The logic of this shyness is that many UKIP voters might be persuaded to return to the Tory fold at the General Election, and therefore Conservatives should keep quiet about genuine ideological differences. But as UKIP’s numbers shrink back to their core support – and as it becomes clear that Farage’s most committed supporters are lost to a Cameron-led Conservative Party for good – the Prime Minister might be well advised to turn his attention to reassuring the centre-ground that he shares their distaste for the ‘People’s Army’. One surprise of the night – though, really, it shouldn’t have been – was how well Nick Clegg did. He used his opening statement to front-up his mistakes in Government and gave a fluent, sincere performance. What’s more, he landed the only real blow on Miliband of the whole event – demanding from him an apology for the damage Labour did to the economy and accusing him of self-righteousness. Nothing is going to save those Lib Dem MPs already miles behind Labour, Tory and SNP rivals. And the oddity of Clegg attacking his partner in Government of the last five years will have confused and confounded many.
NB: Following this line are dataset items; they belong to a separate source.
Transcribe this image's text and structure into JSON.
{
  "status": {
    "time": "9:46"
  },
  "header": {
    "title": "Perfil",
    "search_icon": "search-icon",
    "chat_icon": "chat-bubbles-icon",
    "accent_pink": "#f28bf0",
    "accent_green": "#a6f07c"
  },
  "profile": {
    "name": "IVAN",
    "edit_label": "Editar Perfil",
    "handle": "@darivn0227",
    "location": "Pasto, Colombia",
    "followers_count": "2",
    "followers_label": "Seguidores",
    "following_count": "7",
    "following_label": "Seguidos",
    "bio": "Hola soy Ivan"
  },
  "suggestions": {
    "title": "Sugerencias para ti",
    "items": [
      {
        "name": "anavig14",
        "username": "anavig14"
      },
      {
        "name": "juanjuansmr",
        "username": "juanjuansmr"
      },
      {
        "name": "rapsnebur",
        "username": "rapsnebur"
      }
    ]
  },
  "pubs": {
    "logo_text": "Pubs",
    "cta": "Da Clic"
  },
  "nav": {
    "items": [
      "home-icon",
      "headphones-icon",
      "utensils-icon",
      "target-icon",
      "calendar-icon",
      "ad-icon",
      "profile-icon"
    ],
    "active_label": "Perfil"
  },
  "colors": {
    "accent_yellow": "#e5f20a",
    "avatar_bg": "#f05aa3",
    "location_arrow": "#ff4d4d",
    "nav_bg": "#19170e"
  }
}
But as the electorate begins to wake up to the reality of a Parliament even more hung than the last, it’s entirely possible that some swing voters will decide that the self-consciously ‘middle of the road’ positioning of Clegg and his party is reassuring when contrasted to the extremes of the Greens and UKIP. Number 10 knew, in the tortured negotiations to make this debate happen, that any sitting Prime Minister enters debates like these with a disadvantage. He has a record to defend and is encumbered by unhelpful realism about what can, and can’t, be achieved in Government. Thus the muddying of the waters with a rainbow of opposition options – all of whom could be counted upon to snipe at Miliband with every bit as much vim and venom as they would Cameron. The stratagem delivered, and Cameron didn’t ‘lose’ last night. But it also meant that neither he nor Miliband can really claim to have won either. Instead the minor leaders were given the opportunity to cement their position with their core voters – Farage, Wood and Green will have polarised opinion but that’s what they needed to do. They want an electorate divided neatly into lovers and loathers, all the better to galvanise their core. Miliband and Cameron played it safe and so experienced neither big gains nor big losses. On that basis, the real winners were Clegg and Sturgeon – both of whom succeeded in reaching out and broadening their tents, both of whom took a risk and were rewarded for bravery. The tragedy for both is that – for a mixture of reasons – neither is really in any position to capitalise on that achievement electorally. It’s too late for Clegg’s party. And Sturgeon’s gang are already set to win almost all the seats they could ever possibly hope to. And so last night’s set-piece will provide the papers with plenty of copy but, in all likelihood, do almost nothing to the polls. That being said, perhaps the real impact of Sturgeon’s reassuring, solidly progressive performance will be felt on May 8th rather than May 7th. She’s done a lot to reassure English Labour voters that the SNP aren’t their enemy – and is a much more consensual, palatable politician than Salmond – maybe, just maybe, she’s done enough to make some sort of deal with Labour acceptable to Miliband’s tribe.